Mit einer solidarischen Krankenversicherung für alle wollen wir auch noch eine weitere Gerechtigkeitslücke schließen: Warum sollen die Einkommen aus Arbeit zur Finanzierung der Gesundheitskosten herangezogen werden, aber nicht die, die beispielsweise durch Aktien oder andere Einkünfte erzielt werden? Das kann man überhaupt nicht begreifen! Mit einer Bürgerversicherung wollen wir nicht nur die Erwerbsarbeit, sondern auch andere Einkommen einbeziehen.
Sehr geehrte Damen und Herren, es gibt auch, wie Herr Yüksel erwähnt hat, immer mehr Privatversicherte, die ebenfalls Verlierer dieser Zweiklassenmedizin sind. Nicht wenige der Selbstständigen in unteren Einkommensbereichen können die derzeitigen hohen Mindestbeiträge nicht mehr aufbringen; denn private Krankenversicherungen erheben Beiträge grundsätzlich nach dem individuellen Gesundheitsrisiko und nicht nach der finanziellen Leistungsfähigkeit. Sie umfassen keine Familienversicherung, und sie werden mit zunehmendem Alter, trotz Kapitalrücklagen, immer teurer. Das ist mit ein Grund, warum diese Selbstständigen gemeinsam mit einer großen Zahl von nicht zahlenden Versicherten in sogenannten Notlagentarifen landen.

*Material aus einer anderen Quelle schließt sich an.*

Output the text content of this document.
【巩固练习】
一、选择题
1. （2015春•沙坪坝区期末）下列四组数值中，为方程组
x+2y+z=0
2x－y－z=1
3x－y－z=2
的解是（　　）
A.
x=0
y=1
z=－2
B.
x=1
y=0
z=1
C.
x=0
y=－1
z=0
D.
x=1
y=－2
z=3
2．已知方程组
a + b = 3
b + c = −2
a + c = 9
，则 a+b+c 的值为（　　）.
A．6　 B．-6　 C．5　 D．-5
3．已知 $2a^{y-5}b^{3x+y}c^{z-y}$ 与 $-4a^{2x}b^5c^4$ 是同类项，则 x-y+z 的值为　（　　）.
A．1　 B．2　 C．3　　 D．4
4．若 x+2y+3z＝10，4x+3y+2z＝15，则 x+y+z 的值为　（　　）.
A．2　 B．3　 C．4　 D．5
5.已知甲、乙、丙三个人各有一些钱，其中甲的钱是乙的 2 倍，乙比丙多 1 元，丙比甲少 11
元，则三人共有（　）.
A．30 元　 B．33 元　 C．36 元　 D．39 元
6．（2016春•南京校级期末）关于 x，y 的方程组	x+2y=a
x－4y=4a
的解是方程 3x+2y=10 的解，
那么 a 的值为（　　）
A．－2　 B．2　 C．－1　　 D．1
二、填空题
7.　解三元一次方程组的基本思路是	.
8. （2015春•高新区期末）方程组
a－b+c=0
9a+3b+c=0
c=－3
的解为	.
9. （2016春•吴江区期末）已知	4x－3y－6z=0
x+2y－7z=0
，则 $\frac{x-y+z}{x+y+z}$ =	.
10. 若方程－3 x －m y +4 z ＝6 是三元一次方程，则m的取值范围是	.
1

Sehr geehrte Damen und Herren, schließlich haben wir es in der Bundesrepublik nicht geschafft, dass jeder versichert ist. Obwohl seit 2009 eine Krankenversicherungspflicht besteht, haben mindestens 80.000 Menschen in Deutschland keinen Krankenversicherungsschutz. Dazu muss man auch die prekären Solo-Selbstständigen zählen.
Auch wenn die CDU und die FDP vor diesen Zuständen die Augen verschließen und das bestehende Zweiklassensystem schönreden wollen: Die Veränderungen werden auch vor unserem eingefahrenen Zweiklassengesundheitssystem nicht haltmachen.
(Beifall von den GRÜNEN und der SPD)
Es ist Zeit für eine solidarische Krankenversicherung für alle. Eine umfassende Lösung der genannten Probleme wird uns nur mit einer Bürgerversicherung gelingen. Im Wartezimmer darf es keine Rolle mehr spielen, wo die Patientinnen und Patienten versichert sind. Termine sollten nach der medizinischen Notwendigkeit und nicht nach dem Geldbeutel vergeben werden. – Vielen Dank für Ihre Aufmerksamkeit.